Before Weis talked much football at team gatherings, he made a point to single out the strongest students on the team — having them stand up as he recited their scholastic accomplishments — sending the message if you want to stand out in Weis’ football classroom, the first way to do it is in your academic classrooms. The team GPA soared from 2.46 in the fall semester to 3.0 in the spring, Weis’ first full semester as coach.

Termed a “big stinkin’ deal,” by Paul Buskirk, associate athletic director for student support, Weis’ results as self-appointed academic liaison bode well for how the players will respond to him in the football meeting rooms and on the field. Clearly, he has commanded the respect of his players.

But will his offense that sputtered at Florida, which has far speedier athletes, work for Kansas?

Yes, provided the blocks are there and the quarterback remains healthy.

In Dayne Crist, a fifth-year player who chose Kansas over Wisconsin and Delaware after graduating from Notre Dame, the coach has a QB who knows Weis’ offense far better than any Gator did, having spent two seasons studying it under Weis.

Additionally, three of Weis’ five offensive assistants have worked for him elsewhere. Rob Ianello held key spots on Weis’ offensive staff for five seasons at Notre Dame, where KU quarterbacks coach Ron Powlus had that title in three of his five seasons under Weis. Tight ends coach Jeff Blasko served Weis as Florida’s quality-control coach for the offense. Blasko also worked two seasons at Akron under head coach Ianello and Powlus, passing-game coordinator/quarterbacks coach.

“I think the experience of us being in the same room, on the same page, knowing what direction we’re headed, it’s been a tremendous benefit for us offensively,” Ianello said. “… I can remember at Notre Dame — I don’t think coach even knows this — I had a cheat-sheet at the beginning until I felt comfortable with the system.”

As offensive coordinator with the New England Patriots, head coach/OC at Notre Dame and as OC with the Kansas City Chiefs, Weis not only showcased a special knack for developing quarterbacks, but for calling plays in a way that caught defenses by surprise.

As both offensive coordinator and head coach for Kansas, Weis needs two intertwined factors to go well in order to befuddle Big 12 defenses: Crist, twice set back by major knee surgeries at Notre Dame, must stay healthy.
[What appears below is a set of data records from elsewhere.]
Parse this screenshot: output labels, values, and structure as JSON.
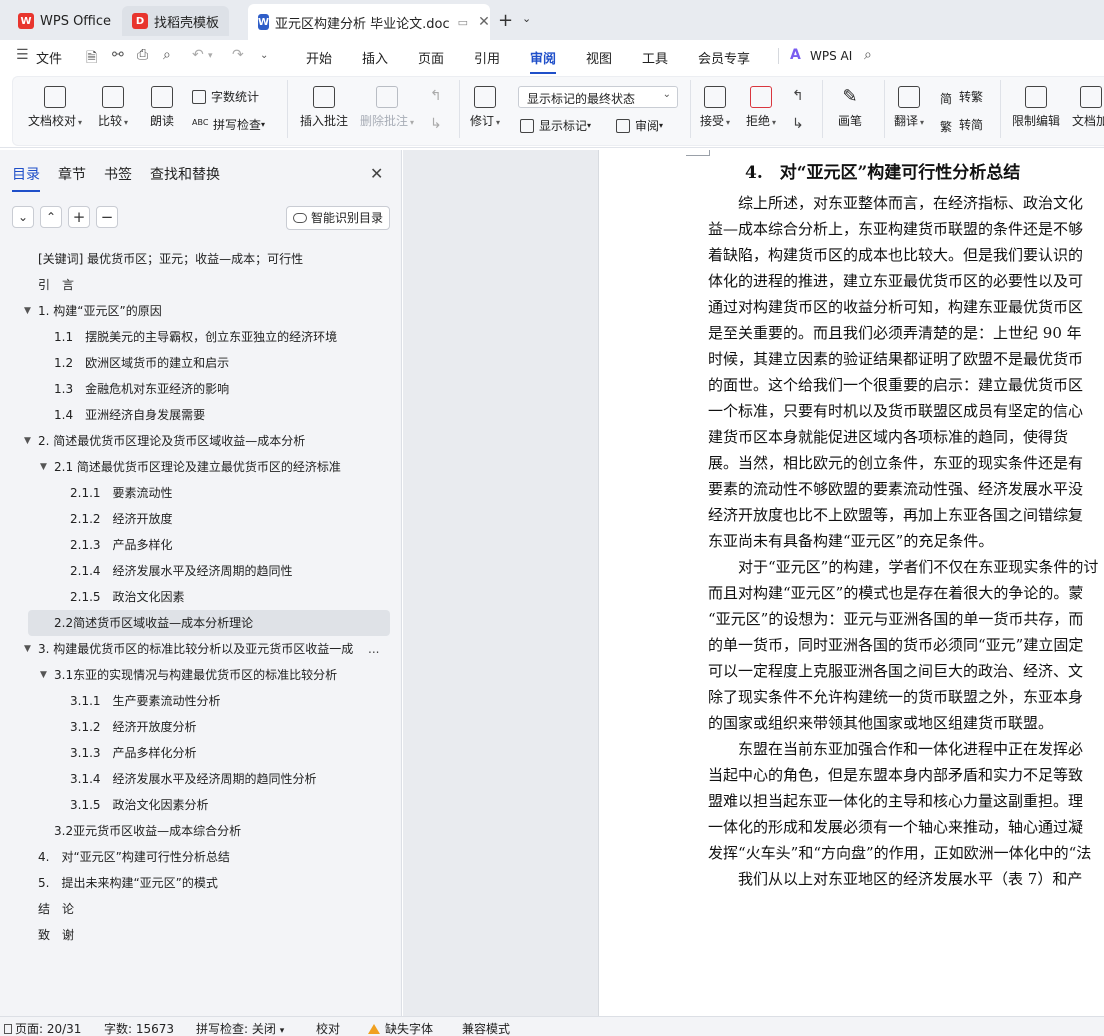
{
  "tabs": [
    {
      "label": "WPS Office",
      "icon": "wps-logo-icon",
      "color": "#e8352e"
    },
    {
      "label": "找稻壳模板",
      "icon": "docer-logo-icon",
      "color": "#e8352e"
    },
    {
      "label": "亚元区构建分析 毕业论文.doc",
      "icon": "word-doc-icon",
      "color": "#2f5ec8"
    }
  ],
  "menu": {
    "file": "文件",
    "items": [
      "开始",
      "插入",
      "页面",
      "引用",
      "审阅",
      "视图",
      "工具",
      "会员专享"
    ],
    "active": "审阅",
    "ai": "WPS AI"
  },
  "ribbon": {
    "doc_check": "文档校对",
    "compare": "比较",
    "read_aloud": "朗读",
    "word_count": "字数统计",
    "spell_check": "拼写检查",
    "insert_comment": "插入批注",
    "delete_comment": "删除批注",
    "revise": "修订",
    "markup_state": "显示标记的最终状态",
    "show_markup": "显示标记",
    "review_pane": "审阅",
    "accept": "接受",
    "reject": "拒绝",
    "pen": "画笔",
    "translate": "翻译",
    "to_traditional": "转繁",
    "to_simplified": "转简",
    "restrict_edit": "限制编辑",
    "doc_protect": "文档加"
  },
  "nav": {
    "tabs": [
      "目录",
      "章节",
      "书签",
      "查找和替换"
    ],
    "active": "目录",
    "smart_toc": "智能识别目录",
    "toc": [
      {
        "text": "[关键词] 最优货币区；亚元；收益—成本；可行性",
        "level": 0,
        "toggle": ""
      },
      {
        "text": "引　言",
        "level": 0,
        "toggle": ""
      },
      {
        "text": "1. 构建“亚元区”的原因",
        "level": 0,
        "toggle": "▼"
      },
      {
        "text": "1.1　摆脱美元的主导霸权，创立东亚独立的经济环境",
        "level": 1,
        "toggle": ""
      },
      {
        "text": "1.2　欧洲区域货币的建立和启示",
        "level": 1,
        "toggle": ""
      },
      {
        "text": "1.3　金融危机对东亚经济的影响",
        "level": 1,
        "toggle": ""
      },
      {
        "text": "1.4　亚洲经济自身发展需要",
        "level": 1,
        "toggle": ""
      },
      {
        "text": "2. 简述最优货币区理论及货币区域收益—成本分析",
        "level": 0,
        "toggle": "▼"
      },
      {
        "text": "2.1 简述最优货币区理论及建立最优货币区的经济标准",
        "level": 1,
        "toggle": "▼"
      },
      {
        "text": "2.1.1　要素流动性",
        "level": 2,
        "toggle": ""
      },
      {
        "text": "2.1.2　经济开放度",
        "level": 2,
        "toggle": ""
      },
      {
        "text": "2.1.3　产品多样化",
        "level": 2,
        "toggle": ""
      },
      {
        "text": "2.1.4　经济发展水平及经济周期的趋同性",
        "level": 2,
        "toggle": ""
      },
      {
        "text": "2.1.5　政治文化因素",
        "level": 2,
        "toggle": ""
      },
      {
        "text": "2.2简述货币区域收益—成本分析理论",
        "level": 1,
        "toggle": "",
        "selected": true
      },
      {
        "text": "3. 构建最优货币区的标准比较分析以及亚元货币区收益一成",
        "level": 0,
        "toggle": "▼",
        "more": "..."
      },
      {
        "text": "3.1东亚的实现情况与构建最优货币区的标准比较分析",
        "level": 1,
        "toggle": "▼"
      },
      {
        "text": "3.1.1　生产要素流动性分析",
        "level": 2,
        "toggle": ""
      },
      {
        "text": "3.1.2　经济开放度分析",
        "level": 2,
        "toggle": ""
      },
      {
        "text": "3.1.3　产品多样化分析",
        "level": 2,
        "toggle": ""
      },
      {
        "text": "3.1.4　经济发展水平及经济周期的趋同性分析",
        "level": 2,
        "toggle": ""
      },
      {
        "text": "3.1.5　政治文化因素分析",
        "level": 2,
        "toggle": ""
      },
      {
        "text": "3.2亚元货币区收益—成本综合分析",
        "level": 1,
        "toggle": ""
      },
      {
        "text": "4.　对“亚元区”构建可行性分析总结",
        "level": 0,
        "toggle": ""
      },
      {
        "text": "5.　提出未来构建“亚元区”的模式",
        "level": 0,
        "toggle": ""
      },
      {
        "text": "结　论",
        "level": 0,
        "toggle": ""
      },
      {
        "text": "致　谢",
        "level": 0,
        "toggle": ""
      }
    ]
  },
  "document": {
    "heading": "4.　对“亚元区”构建可行性分析总结",
    "lines": [
      {
        "text": "　　综上所述，对东亚整体而言，在经济指标、政治文化",
        "indent": true
      },
      {
        "text": "益—成本综合分析上，东亚构建货币联盟的条件还是不够",
        "indent": false
      },
      {
        "text": "着缺陷，构建货币区的成本也比较大。但是我们要认识的",
        "indent": false
      },
      {
        "text": "体化的进程的推进，建立东亚最优货币区的必要性以及可",
        "indent": false
      },
      {
        "text": "通过对构建货币区的收益分析可知，构建东亚最优货币区",
        "indent": false
      },
      {
        "text": "是至关重要的。而且我们必须弄清楚的是：上世纪 90 年",
        "indent": false
      },
      {
        "text": "时候，其建立因素的验证结果都证明了欧盟不是最优货币",
        "indent": false
      },
      {
        "text": "的面世。这个给我们一个很重要的启示：建立最优货币区",
        "indent": false
      },
      {
        "text": "一个标准，只要有时机以及货币联盟区成员有坚定的信心",
        "indent": false
      },
      {
        "text": "建货币区本身就能促进区域内各项标准的趋同，使得货",
        "indent": false
      },
      {
        "text": "展。当然，相比欧元的创立条件，东亚的现实条件还是有",
        "indent": false
      },
      {
        "text": "要素的流动性不够欧盟的要素流动性强、经济发展水平没",
        "indent": false
      },
      {
        "text": "经济开放度也比不上欧盟等，再加上东亚各国之间错综复",
        "indent": false
      },
      {
        "text": "东亚尚未有具备构建“亚元区”的充足条件。",
        "indent": false
      },
      {
        "text": "　　对于“亚元区”的构建，学者们不仅在东亚现实条件的讨",
        "indent": true
      },
      {
        "text": "而且对构建“亚元区”的模式也是存在着很大的争论的。蒙",
        "indent": false
      },
      {
        "text": "“亚元区”的设想为：亚元与亚洲各国的单一货币共存，而",
        "indent": false
      },
      {
        "text": "的单一货币，同时亚洲各国的货币必须同“亚元”建立固定",
        "indent": false
      },
      {
        "text": "可以一定程度上克服亚洲各国之间巨大的政治、经济、文",
        "indent": false
      },
      {
        "text": "除了现实条件不允许构建统一的货币联盟之外，东亚本身",
        "indent": false
      },
      {
        "text": "的国家或组织来带领其他国家或地区组建货币联盟。",
        "indent": false
      },
      {
        "text": "　　东盟在当前东亚加强合作和一体化进程中正在发挥必",
        "indent": true
      },
      {
        "text": "当起中心的角色，但是东盟本身内部矛盾和实力不足等致",
        "indent": false
      },
      {
        "text": "盟难以担当起东亚一体化的主导和核心力量这副重担。理",
        "indent": false
      },
      {
        "text": "一体化的形成和发展必须有一个轴心来推动，轴心通过凝",
        "indent": false
      },
      {
        "text": "发挥“火车头”和“方向盘”的作用，正如欧洲一体化中的“法",
        "indent": false
      },
      {
        "text": "　　我们从以上对东亚地区的经济发展水平（表 7）和产",
        "indent": true
      }
    ]
  },
  "status": {
    "page": "页面: 20/31",
    "words": "字数: 15673",
    "spell": "拼写检查: 关闭",
    "proof": "校对",
    "missing_font": "缺失字体",
    "compat": "兼容模式"
  }
}
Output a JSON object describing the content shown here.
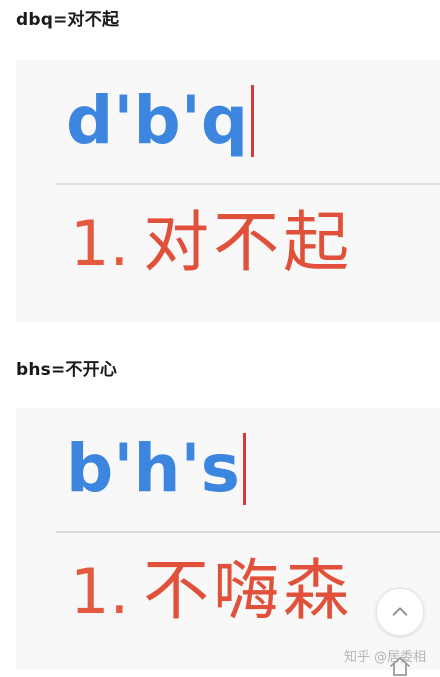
{
  "examples": [
    {
      "caption": "dbq=对不起",
      "input": "d'b'q",
      "candidate_index": "1.",
      "candidate_text": "对不起"
    },
    {
      "caption": "bhs=不开心",
      "input": "b'h's",
      "candidate_index": "1.",
      "candidate_text": "不嗨森"
    }
  ],
  "watermark": "知乎 @居委相",
  "icons": {
    "back_to_top": "chevron-up-icon",
    "home": "home-icon"
  },
  "colors": {
    "input_text": "#3d86df",
    "caret": "#d63a3a",
    "candidate_text": "#e0503a"
  }
}
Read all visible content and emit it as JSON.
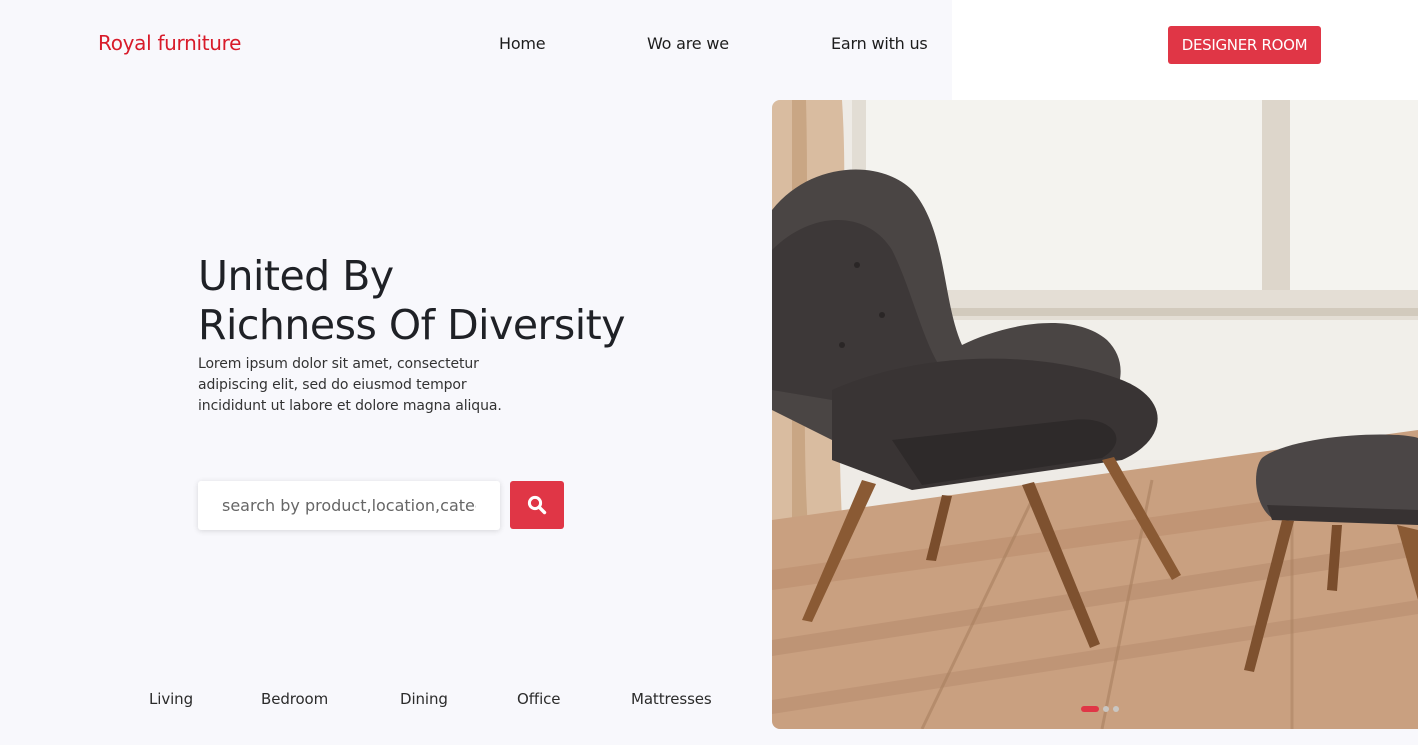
{
  "brand": {
    "logo": "Royal furniture",
    "accent_color": "#e03646",
    "logo_color": "#d81b2a"
  },
  "nav": {
    "items": [
      {
        "label": "Home"
      },
      {
        "label": "Wo are we"
      },
      {
        "label": "Earn with us"
      }
    ],
    "cta_label": "DESIGNER ROOM"
  },
  "hero": {
    "title_line1": "United By",
    "title_line2": "Richness Of Diversity",
    "description": "Lorem ipsum dolor sit amet, consectetur adipiscing elit, sed do eiusmod tempor incididunt ut labore et dolore magna aliqua.",
    "image_icon": "armchair-photo"
  },
  "search": {
    "placeholder": "search by product,location,category",
    "value": "",
    "button_icon": "search-icon"
  },
  "categories": [
    {
      "label": "Living"
    },
    {
      "label": "Bedroom"
    },
    {
      "label": "Dining"
    },
    {
      "label": "Office"
    },
    {
      "label": "Mattresses"
    }
  ],
  "carousel": {
    "slides": 3,
    "active_slide": 1
  }
}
And the offensive line, well-stocked on Crist’s blind side but iffy on the right side, must do a consistent job of protecting the quarterback.

Unlike the prototypical Big 12, quick-hit spread offense, some of the plays in Weis’ pro-style attack take awhile to develop. If the blocking breaks down, that increases the chances the quarterback will do the same.

Kansas remains the consensus pick for last place in the 10-team Big 12, so there’s no guarantee Weis’ first Jayhawks offense will more closely resemble those of the Patriots and Fighting Irish than the Gators. This much is certain: Watching how this all unfolds promises to make for most-compelling theater.